Bu tür uzlaşmalar tamamen doğrudur ve oldukça yaygındır. Bunlar, otoriter rejimlerden demokrasiye geçmekte olan ülkelerdeki çeşitli hakikat ve uzlaşma komisyonlarının da özüdür. Pinochet sonrası Şili ve ayrımcılık sonrası Güney Afrika'da yeni demokrasideki hassas sosyal barışın korunması için tam adaletten -suçluyu cezalandırma- fedakarlık edilmesine karar verildi.
Tam adalet yeniden iç savaş çıkmasına yol açabileceği için eski zalimlerin iktidarı barışçı bir şekilde bırakmayı kabul etmeleri önemlidir. Bu yüzden, bu yavru demokrasiler yalın hakikati kabullenmek zorunda kaldılar: Önceki rejimin suçlarının titiz bir muhasebesi. Gerçek bir şahitlik yerine faillere af çıkarıldı.
Normal bir hukuk düzeninde hakikat, adaleti sağlamak için bir vasıtadan ibarettir, gaye değildir. Gerçek gaye, suçun tespiti ve cezanın tayinidir. Lakin, savaş ve devrimde insanlar her şeye sahip olamazlar. Adalet, barışı tehlikeye sokabilir. Bu yüzden barış, tam adaletten önce gelir.
Kaddafi de böyle barışın adaletin üzerinde olacağı bir anlaşmaya sahip olabilirdi. O, bunun yerine ölünceye kadar savaşmayı seçti. Seçtiğine de nail oldu.

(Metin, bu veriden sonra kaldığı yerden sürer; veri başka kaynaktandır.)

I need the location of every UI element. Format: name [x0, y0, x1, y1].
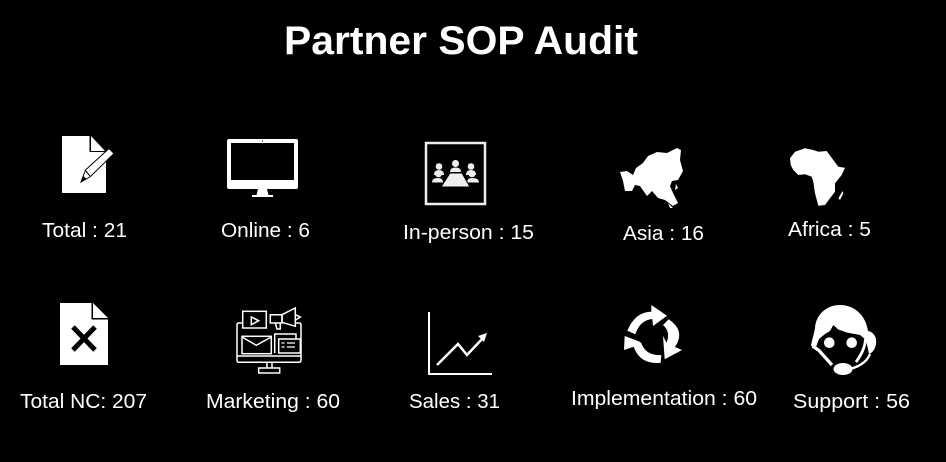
stat: Support [793, 305, 910, 413]
stat: Total [42, 136, 127, 242]
icon: circular arrows [624, 305, 682, 363]
icon: support agent headset [811, 305, 876, 375]
icon: meeting room [426, 143, 485, 204]
label: Support: Support : 56 [793, 391, 910, 413]
label: Asia: Asia : 16 [623, 223, 704, 245]
stat: Sales [409, 312, 500, 413]
stat: Online [221, 139, 310, 242]
stat: Africa [788, 148, 871, 241]
icon: line chart [429, 312, 492, 374]
label: In-person: In-person : 15 [403, 222, 534, 244]
icon: desktop monitor [227, 139, 298, 197]
icon: digital marketing monitor [237, 308, 301, 373]
label: Africa: Africa : 5 [788, 219, 871, 241]
stat: Implementation [571, 305, 757, 410]
icon: Asia map [620, 148, 683, 208]
label: Marketing: Marketing : 60 [206, 391, 340, 413]
icon: document with cross [60, 303, 108, 365]
label: Total: Total : 21 [42, 220, 127, 242]
label: Total NC: Total NC: 207 [20, 391, 147, 413]
label: Sales: Sales : 31 [409, 391, 500, 413]
title: Partner SOP Audit [284, 19, 638, 63]
stat: Total NC [20, 303, 147, 413]
stat: Asia [620, 148, 704, 245]
label: Implementation: Implementation : 60 [571, 388, 757, 410]
icon: Africa map [790, 148, 845, 206]
label: Online: Online : 6 [221, 220, 310, 242]
icon: document with pencil [62, 136, 114, 193]
stat: Marketing [206, 308, 340, 413]
stat: In-person [403, 143, 534, 244]
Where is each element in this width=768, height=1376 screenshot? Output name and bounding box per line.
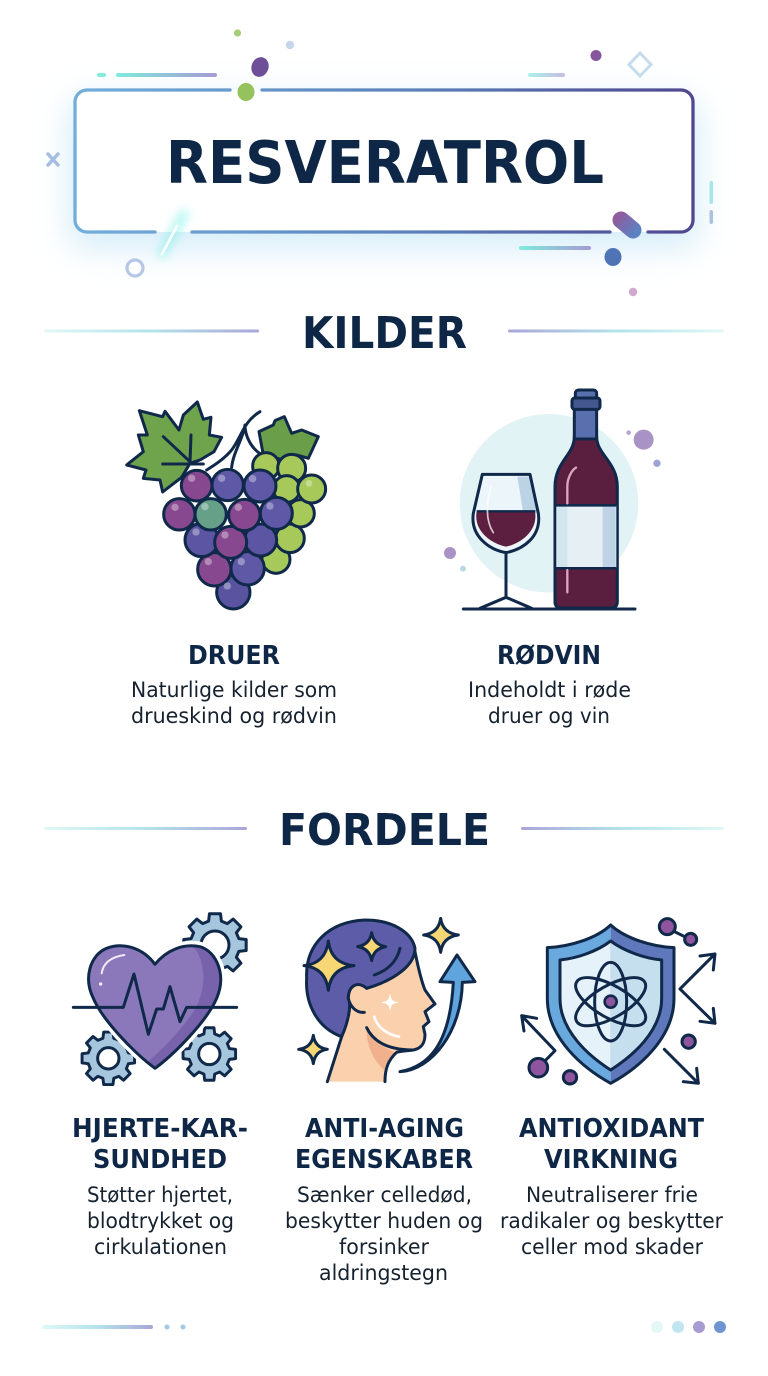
title: RESVERATROL bbox=[166, 128, 604, 197]
wine glass bbox=[473, 474, 539, 608]
leaf veins bbox=[163, 435, 203, 464]
benefit text: Hjerte-kar-sundhed: blodtrykket og bbox=[87, 1209, 234, 1233]
heart bbox=[89, 946, 221, 1068]
section heading: FORDELE bbox=[44, 805, 724, 856]
hair bbox=[307, 920, 415, 1037]
benefit text: Antioxidant: celler mod skader bbox=[521, 1235, 703, 1259]
benefit text: Antioxidant: Neutraliserer frie bbox=[526, 1183, 698, 1207]
benefit text: Antioxidant: VIRKNING bbox=[544, 1145, 678, 1175]
free radicals and deflection arrows bbox=[522, 919, 715, 1084]
benefit text: Anti-aging bbox=[285, 1114, 483, 1285]
description: DRUER: Naturlige kilder som bbox=[131, 678, 337, 702]
benefit text: Anti-aging: forsinker bbox=[339, 1235, 429, 1259]
header banner bbox=[48, 29, 713, 296]
icon: head with sparkles and arrow bbox=[299, 918, 475, 1082]
footer decoration bbox=[42, 1321, 726, 1333]
description: RØDVIN bbox=[468, 678, 631, 728]
gears bbox=[82, 914, 246, 1085]
benefit text: Hjerte-kar-sundhed: HJERTE-KAR- bbox=[72, 1114, 248, 1144]
stems bbox=[207, 412, 261, 470]
ear and jaw lines bbox=[348, 985, 367, 1012]
sparkles bbox=[299, 918, 458, 1064]
neck shadow bbox=[367, 1030, 395, 1070]
shield inner bbox=[560, 941, 611, 1070]
benefit text: Antioxidant bbox=[500, 1114, 723, 1259]
benefit text: Hjerte-kar-sundhed: SUNDHED bbox=[93, 1145, 227, 1175]
benefit text: Hjerte-kar-sundhed bbox=[72, 1114, 248, 1259]
atom bbox=[569, 962, 653, 1041]
label: DRUER: DRUER bbox=[188, 641, 280, 671]
description: RØDVIN: druer og vin bbox=[488, 704, 610, 728]
label: RØDVIN bbox=[468, 641, 631, 728]
section heading: KILDER: KILDER bbox=[302, 308, 467, 359]
face profile bbox=[327, 952, 435, 1082]
floating dots bbox=[444, 430, 661, 572]
benefit text: Hjerte-kar-sundhed: cirkulationen bbox=[94, 1235, 227, 1259]
neck and face bbox=[327, 951, 435, 1082]
label: RØDVIN: RØDVIN bbox=[497, 641, 601, 671]
upward arrow bbox=[400, 955, 475, 1072]
benefit text: Anti-aging: ANTI-AGING bbox=[305, 1114, 464, 1144]
base line bbox=[463, 604, 635, 613]
label: DRUER bbox=[131, 641, 337, 728]
section heading: KILDER bbox=[44, 308, 724, 359]
icon: grapes bbox=[127, 402, 326, 609]
title frame bbox=[75, 90, 693, 232]
purple grapes bbox=[164, 469, 292, 609]
icon: heart with gears bbox=[73, 914, 246, 1085]
cheek highlight bbox=[374, 1017, 399, 1037]
shield outer bbox=[547, 925, 611, 1083]
wine bottle bbox=[555, 390, 617, 608]
heart highlight bbox=[102, 955, 124, 973]
decorative particles bbox=[48, 29, 713, 296]
leaf left bbox=[127, 402, 222, 492]
icon: shield with atom bbox=[522, 919, 715, 1084]
green grapes bbox=[253, 453, 326, 573]
benefit text: Anti-aging: EGENSKABER bbox=[295, 1145, 473, 1175]
description: DRUER bbox=[131, 678, 337, 728]
leaf right bbox=[259, 417, 318, 460]
icon: wine bottle and glass bbox=[444, 390, 661, 609]
description: DRUER: drueskind og rødvin bbox=[131, 704, 337, 728]
benefit text: Antioxidant: ANTIOXIDANT bbox=[519, 1114, 704, 1144]
benefit text: Anti-aging: beskytter huden og bbox=[285, 1209, 483, 1233]
description: RØDVIN: Indeholdt i røde bbox=[468, 678, 631, 702]
heartbeat line bbox=[73, 974, 237, 1034]
section heading: FORDELE: FORDELE bbox=[279, 805, 490, 856]
backdrop circle bbox=[460, 414, 638, 593]
banner glow bbox=[68, 98, 700, 250]
benefit text: Hjerte-kar-sundhed: Støtter hjertet, bbox=[87, 1183, 233, 1207]
benefit text: Antioxidant: radikaler og beskytter bbox=[500, 1209, 723, 1233]
benefit text: Anti-aging: aldringstegn bbox=[319, 1261, 448, 1285]
grape highlights bbox=[171, 475, 312, 590]
benefit text: Anti-aging: Sænker celledød, bbox=[297, 1183, 472, 1207]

Kaddafi’nin son saatlerinde maruz kaldığı acımasız muamelenin değerlendirileceği prizma, işte bu vahim savaşma -ve öldürme- kararıdır. Onun, bu berbat şekilde ölmesini haklı çıkaran, son suçlardan, sivillerin son bombalanmasından, mahkumların son infazlarından vazgeçmeyi reddetmesidir.

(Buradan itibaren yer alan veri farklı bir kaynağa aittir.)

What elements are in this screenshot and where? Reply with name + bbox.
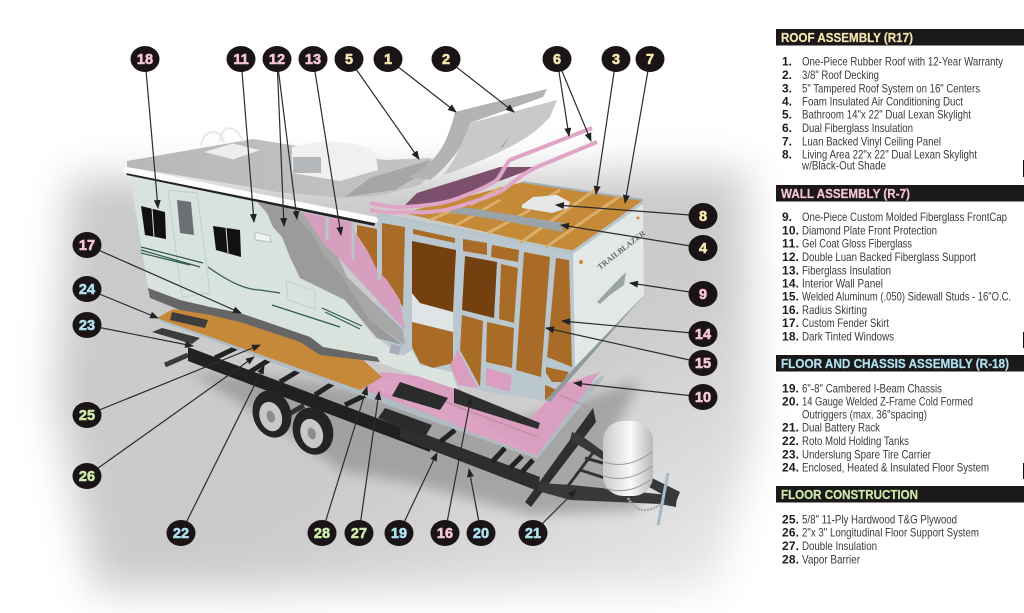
chassis frame bbox=[165, 346, 680, 507]
legend: floor construction: 25. bbox=[782, 512, 799, 526]
legend: wall assembly: 12. bbox=[782, 250, 799, 264]
lifted roof layers bbox=[370, 89, 597, 213]
legend: wall assembly: Interior Wall Panel bbox=[802, 276, 883, 290]
plywood floor bbox=[157, 309, 382, 390]
legend: floor and chassis assembly: 20. bbox=[782, 395, 799, 409]
numbered callout badges: 14 bbox=[695, 327, 711, 343]
legend: floor and chassis assembly: 24. bbox=[782, 461, 799, 475]
numbered callout badges: 17 bbox=[79, 238, 95, 254]
legend: roof assembly: Living Area 22"x 22" Dual Lexan Skylight bbox=[802, 148, 978, 162]
numbered callout badges: 22 bbox=[173, 526, 189, 542]
numbered callout badges: 24 bbox=[79, 282, 95, 298]
numbered callout badges: 26 bbox=[79, 469, 95, 485]
legend: wall assembly: Custom Fender Skirt bbox=[802, 316, 890, 330]
legend: wall assembly: Dark Tinted Windows bbox=[802, 329, 894, 343]
legend: wall assembly: 16. bbox=[782, 303, 799, 317]
numbered callout badges: 27 bbox=[351, 526, 367, 542]
legend: roof assembly: 3/8" Roof Decking bbox=[802, 68, 879, 82]
numbered callout badges: 1 bbox=[384, 52, 392, 68]
legend: roof assembly: 7. bbox=[782, 134, 792, 148]
awning rail bbox=[126, 170, 375, 223]
legend: roof assembly: Luan Backed Vinyl Ceiling Panel bbox=[802, 134, 941, 148]
legend: floor and chassis assembly: 14 Gauge Welded Z-Frame Cold Formed bbox=[802, 395, 973, 409]
legend: floor construction: Vapor Barrier bbox=[802, 552, 860, 566]
legend: floor and chassis assembly: Roto Mold Holding Tanks bbox=[802, 434, 909, 448]
rubber roof and decking sheets bbox=[408, 89, 547, 180]
numbered callout badges: 19 bbox=[391, 526, 407, 542]
legend: roof assembly: 4. bbox=[782, 95, 792, 109]
numbered callout badges: 6 bbox=[553, 52, 561, 68]
legend: wall assembly: 18. bbox=[782, 329, 799, 343]
numbered callout badges: 8 bbox=[699, 209, 707, 225]
numbered callout badges: 25 bbox=[79, 408, 95, 424]
legend: roof assembly: 5" Tampered Roof System on 16" Centers bbox=[802, 81, 980, 95]
numbered callout badges: 15 bbox=[695, 356, 711, 372]
numbered callout badges bbox=[72, 46, 718, 546]
legend: floor and chassis assembly: 22. bbox=[782, 434, 799, 448]
legend: roof assembly: 5. bbox=[782, 108, 792, 122]
legend: wall assembly: Diamond Plate Front Protection bbox=[802, 223, 937, 237]
legend: wall assembly: 11. bbox=[782, 237, 799, 251]
cut fibreglass layers bbox=[257, 202, 405, 345]
wall heading bbox=[776, 185, 1024, 202]
numbered callout badges: 3 bbox=[612, 52, 620, 68]
floor edge and pink insulation bbox=[157, 310, 604, 459]
numbered callout badges: 5 bbox=[345, 52, 353, 68]
legend: floor construction: 28. bbox=[782, 552, 799, 566]
entry steps bbox=[152, 312, 448, 437]
legend: floor and chassis assembly: 6"-8" Cambered I-Beam Chassis bbox=[802, 381, 942, 395]
legend: roof assembly: w/Black-Out Shade bbox=[801, 159, 886, 173]
roof with vent and skylight bbox=[127, 128, 440, 198]
legend: wall assembly: Gel Coat Gloss Fiberglass bbox=[802, 237, 912, 251]
legend: roof assembly: 1. bbox=[782, 55, 792, 69]
numbered callout badges: 13 bbox=[305, 52, 321, 68]
roof heading: ROOF ASSEMBLY (R17) bbox=[781, 31, 913, 45]
legend: floor and chassis assembly bbox=[776, 355, 1024, 475]
legend: floor and chassis assembly: Underslung Spare Tire Carrier bbox=[802, 447, 931, 461]
ceiling with rafters bbox=[377, 182, 643, 252]
floor construction heading bbox=[776, 486, 1024, 502]
legend: wall assembly: Double Luan Backed Fiberglass Support bbox=[802, 250, 977, 264]
side wall exterior bbox=[130, 176, 380, 362]
legend: floor construction: 2"x 3" Longitudinal Floor Support System bbox=[802, 526, 979, 540]
legend: floor construction: 5/8" 11-Ply Hardwood T&G Plywood bbox=[802, 512, 957, 526]
floor construction heading: FLOOR CONSTRUCTION bbox=[781, 488, 918, 502]
wood wall panels bbox=[357, 223, 572, 400]
legend: floor construction bbox=[776, 486, 1024, 566]
legend: wall assembly: Radius Skirting bbox=[802, 303, 867, 317]
legend: wall assembly: 17. bbox=[782, 316, 799, 330]
trailer cutaway illustration bbox=[126, 89, 680, 525]
legend: floor and chassis assembly: 19. bbox=[782, 381, 799, 395]
wall framing bbox=[357, 214, 576, 402]
cast shadow under trailer bbox=[190, 372, 640, 515]
numbered callout badges: 16 bbox=[437, 526, 453, 542]
legend: roof assembly: 6. bbox=[782, 121, 792, 135]
legend: roof assembly bbox=[776, 29, 1024, 173]
legend: floor construction: Double Insulation bbox=[802, 539, 877, 553]
legend: wall assembly: 10. bbox=[782, 223, 799, 237]
pink wall insulation and studs bbox=[302, 212, 405, 330]
legend: roof assembly: 2. bbox=[782, 68, 792, 82]
decal stripes bbox=[141, 247, 362, 329]
legend: floor and chassis assembly: Dual Battery Rack bbox=[802, 421, 881, 435]
numbered callout badges: 12 bbox=[269, 52, 285, 68]
legend: wall assembly: Fiberglass Insulation bbox=[802, 263, 891, 277]
numbered callout badges: 20 bbox=[473, 526, 489, 542]
legend: roof assembly: Foam Insulated Air Conditioning Duct bbox=[802, 95, 964, 109]
legend: roof assembly: Dual Fiberglass Insulation bbox=[802, 121, 913, 135]
numbered callout badges: 21 bbox=[525, 526, 541, 542]
legend: floor and chassis assembly: 21. bbox=[782, 421, 799, 435]
wheels bbox=[247, 385, 339, 460]
legend: floor construction: 26. bbox=[782, 526, 799, 540]
ground shadow backdrop bbox=[55, 170, 755, 590]
legend: roof assembly: Bathroom 14"x 22" Dual Lexan Skylight bbox=[802, 108, 972, 122]
numbered callout badges: 7 bbox=[646, 52, 654, 68]
front cap bbox=[546, 202, 647, 402]
legend: wall assembly: 13. bbox=[782, 263, 799, 277]
legend: wall assembly: 9. bbox=[782, 210, 792, 224]
legend: floor and chassis assembly: 23. bbox=[782, 447, 799, 461]
legend: wall assembly bbox=[776, 185, 1024, 343]
numbered callout badges: 2 bbox=[442, 52, 450, 68]
propane tank, chain and jack bbox=[603, 421, 668, 525]
legend: roof assembly: 3. bbox=[782, 81, 792, 95]
legend: floor and chassis assembly: Outriggers (max. 36"spacing) bbox=[802, 408, 927, 422]
numbered callout badges: 11 bbox=[233, 52, 249, 68]
leader arrows bbox=[87, 59, 703, 533]
front cap: TRAILBLAZER bbox=[596, 228, 647, 272]
numbered callout badges: 10 bbox=[695, 390, 711, 406]
wall heading: WALL ASSEMBLY (R-7) bbox=[781, 187, 910, 201]
legend: floor construction: 27. bbox=[782, 539, 799, 553]
legend: roof assembly: 8. bbox=[782, 148, 792, 162]
numbered callout badges: 28 bbox=[314, 526, 330, 542]
chassis heading: FLOOR AND CHASSIS ASSEMBLY (R-18) bbox=[781, 357, 1009, 371]
numbered callout badges: 18 bbox=[137, 52, 153, 68]
numbered callout badges: 9 bbox=[699, 287, 707, 303]
numbered callout badges: 23 bbox=[79, 318, 95, 334]
legend: wall assembly: 15. bbox=[782, 290, 799, 304]
insulation layers bbox=[370, 128, 597, 213]
legend: wall assembly: 14. bbox=[782, 276, 799, 290]
windows and door bbox=[141, 190, 315, 309]
lower wall and skirting bbox=[377, 338, 540, 429]
roof heading bbox=[776, 29, 1024, 46]
numbered callout badges: 4 bbox=[699, 241, 707, 257]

O, Pan Am 103’ten 1996’da Trablus’taki Ebu Salim hapishanesinde bin 200 mahpusu katletmeye kadar önceki tüm suçlarına karşı fiilen af elde etmeyi başarmıştı. Bu seçeneği reddeder ve tamamen yeni bir suç dosyası oluşturursan bu sefer af olmaz. İşte bu yüzden sen “çapraz ateşle” öldürülmeye mahkum olursun.
Bundan dolayı kendisini yakalayanlar tarafından öldürüldü. Büyük iş. Mussolini de öyle olmuştu. Çavuşeskular da öyle. Aslında bunlar çok daha kötüsünü de hak etmişlerdi. Kaddafi’de olduğu gibi. Mükemmel bir adaletin olduğu dünyada Caligula’nın çok daha fazla ve daha uzun süre acı çekmesi gerekirdi. O, binlerce kişiye tahayyül edilemeyecek derecede ızdıraplar verdi. Peki o ne kadar acı çekti? Belki yarım saat süren bir işkence ve sonrasında kafasına bir el ateş edilmesi. Her türlü evrensel adalet standardına göre bu bir merhamettir.

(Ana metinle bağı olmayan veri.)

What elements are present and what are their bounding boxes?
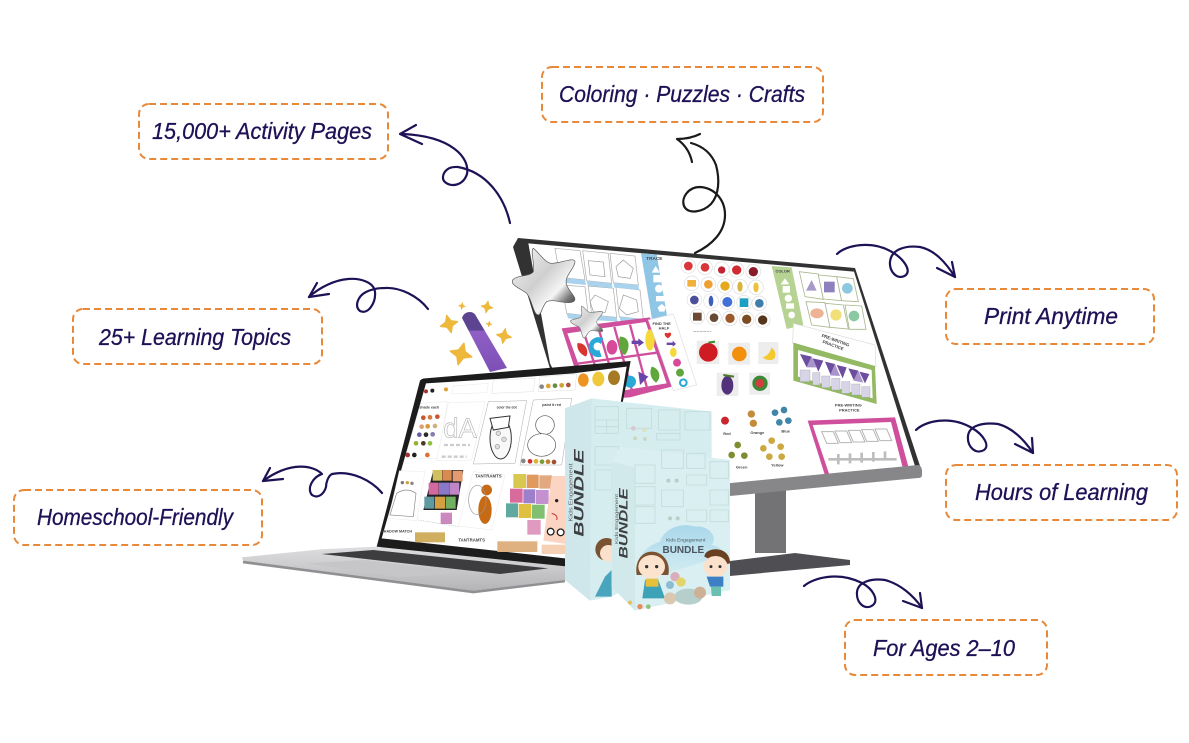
balloons and flowers xyxy=(628,572,706,609)
label: For Ages 2-10: For Ages 2–10 xyxy=(873,635,1015,661)
pre-writing practice sheet green: PRE-WRITING xyxy=(821,333,851,348)
cut-out fruit row xyxy=(693,332,778,396)
label: Print Anytime: Print Anytime xyxy=(984,303,1118,329)
label: 25+ Learning Topics xyxy=(73,309,322,364)
boy illustration xyxy=(704,549,730,596)
front box xyxy=(612,447,730,611)
label: Print Anytime xyxy=(946,289,1154,344)
label: 15,000+ Activity Pages: 15,000+ Activity Pages xyxy=(152,118,372,144)
laptop keyboard xyxy=(322,550,548,574)
monitor frame xyxy=(513,238,920,490)
find the half card: HALF xyxy=(659,325,670,330)
monitor xyxy=(513,238,922,576)
sticker circles xyxy=(681,259,770,327)
label: Coloring Puzzles Crafts: Coloring · Puzzles · Crafts xyxy=(559,81,805,107)
chrome star small xyxy=(571,306,603,338)
magic wand with sparkles xyxy=(438,300,513,372)
trace shapes strip xyxy=(641,253,668,327)
pink face worksheet xyxy=(543,476,568,544)
letter tracing worksheet: dA xyxy=(443,412,478,443)
label: Homeschool-Friendly xyxy=(14,490,262,545)
back box BUNDLE spine title: BUNDLE xyxy=(571,448,587,537)
pre-writing practice sheet pink: PRE-WRITING xyxy=(835,403,862,408)
bottom row worksheets: TANTRAMTS xyxy=(458,538,485,543)
teddy colouring worksheet xyxy=(458,472,505,530)
counting bugs with colour labels: Yellow xyxy=(771,463,784,468)
second faces grid worksheet xyxy=(506,474,552,535)
laptop lid xyxy=(377,361,631,567)
label: Coloring Puzzles Crafts xyxy=(542,67,823,122)
back box xyxy=(565,398,712,601)
label: 25+ Learning Topics: 25+ Learning Topics xyxy=(98,324,291,350)
shape tracing cards xyxy=(555,248,644,324)
cloud with bundle title: Kids Engagement xyxy=(666,538,706,544)
curly arrow to 25+ Learning Topics xyxy=(309,279,428,312)
laptop xyxy=(242,361,631,593)
color shape cards xyxy=(799,272,866,329)
bottom row worksheets: SHADOW MATCH xyxy=(381,530,412,534)
curly arrow to Print Anytime xyxy=(837,245,955,277)
curly arrow to 15,000+ Activity Pages xyxy=(400,125,510,223)
cloud with bundle title xyxy=(642,525,723,577)
bear colouring worksheet: paint it red xyxy=(542,403,561,407)
curly arrow to For Ages 2-10 xyxy=(804,577,922,608)
chrome star large xyxy=(512,248,575,315)
row of partial worksheets xyxy=(424,370,620,394)
teddy colouring worksheet: TANTRAMTS xyxy=(475,473,502,478)
counting bugs with colour labels: Red xyxy=(723,431,731,436)
laptop screen content xyxy=(381,367,627,558)
label: 15,000+ Activity Pages xyxy=(139,104,388,159)
dots worksheet: shade each xyxy=(419,406,439,410)
faces emotion grid worksheet xyxy=(418,470,463,527)
monitor chin xyxy=(700,465,922,498)
color shapes strip: COLOR xyxy=(775,269,790,274)
cloud with bundle title: BUNDLE xyxy=(663,545,704,556)
laptop base xyxy=(242,547,568,593)
letter tracing worksheet xyxy=(437,402,485,461)
pre-writing practice sheet pink xyxy=(808,403,908,475)
counting bugs with colour labels: Green xyxy=(736,465,748,470)
counting bugs with colour labels: Orange xyxy=(750,430,765,435)
bottom row worksheets xyxy=(381,530,565,554)
find the half card xyxy=(648,314,697,391)
dots worksheet xyxy=(405,402,447,458)
front box spine title: BUNDLE xyxy=(616,487,630,558)
bear colouring worksheet xyxy=(520,398,572,465)
counting bugs with colour labels: Blue xyxy=(781,428,791,433)
counting bugs with colour labels xyxy=(721,407,792,470)
back box girl peek xyxy=(595,538,618,597)
pre-writing practice sheet pink: PRACTICE xyxy=(839,407,860,412)
pre-writing practice sheet green: PRACTICE xyxy=(822,339,845,351)
curly arrow to Coloring Puzzles Crafts xyxy=(677,134,725,253)
girl illustration xyxy=(636,552,669,598)
crocodile colouring worksheet xyxy=(473,401,527,464)
bear outline worksheet xyxy=(388,471,425,521)
monitor stand xyxy=(730,488,850,576)
product boxes xyxy=(565,398,730,611)
monitor screen xyxy=(528,243,915,483)
matching grid with pink frame xyxy=(562,317,672,400)
pre-writing practice sheet green xyxy=(793,323,877,404)
color shapes strip xyxy=(772,266,803,329)
curly arrow to Hours of Learning xyxy=(916,420,1033,453)
curly arrow to Homeschool-Friendly xyxy=(263,467,382,496)
label: Homeschool-Friendly: Homeschool-Friendly xyxy=(37,504,234,530)
front box small spine title: Kids Engagement xyxy=(614,493,619,544)
label: For Ages 2-10 xyxy=(845,620,1047,675)
find the half card: FIND THE xyxy=(652,321,671,326)
label: Hours of Learning xyxy=(946,465,1177,520)
label: Hours of Learning: Hours of Learning xyxy=(975,479,1148,505)
back box small spine title: Kids Engagement xyxy=(568,463,574,522)
crocodile colouring worksheet: color the dot xyxy=(497,405,518,409)
trace shapes strip: TRACE xyxy=(646,256,662,261)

Diğer taraftan, Kaddafi’nin hazin sonunun büyük bir faydası oldu: Caydırıcılık. Siz, isyan edilen katil bir diktatörsünüz. Bir seçeneğiniz var. İktidarı bırakıp ülkeyi daha fazla acı çekmekten kurtarır ve kalan günlerinizi Emin ya da daha güncel Suudi misafiri Tunus’taki Zeynelabidin Bin Ali gibi geçirebilirsiniz. Aksi takdirde Kaddafi gibi, bir kanalizasyon borusunun içinden sürüklenerek götürülür, hakarete maruz kalır, darp edilir ve ateş edilerek ölürsünüz
Hoş değil. Ama bir emsaldir. Ve hayırlıdır. Mesela Suriye Devlet Başkanı Beşşar Esad bu olaydan ders alabilir. Savaşa ve öldürmeye devam et ve Lahey’de, konforlu, hoş bir hücrede günde üç öğün yemek verilerek, sizi yakalayanların size mahsus işkence ve yargısız infaz gibi uygulamaların hiçbirini yapmayacağı tesellisi içinde, uzun ve bol konuşmalı bir yargı sürecini bile değil, kendine hiç gecikmeden sığınma hakkı tanınacağına dair teklifler bekle.
Buna Kaddafi Kuralı adını takalım: Bırak ve git, yoksa bir gün kendini “Libya çapraz ateşiyle” ölmüş bulursun. Bunu Libya resmi cenaze merasimi takip eder. Dört gün, bir soğuk hava deposunda yarı çıplak yatırılır ve halka teşhir edilirsiniz.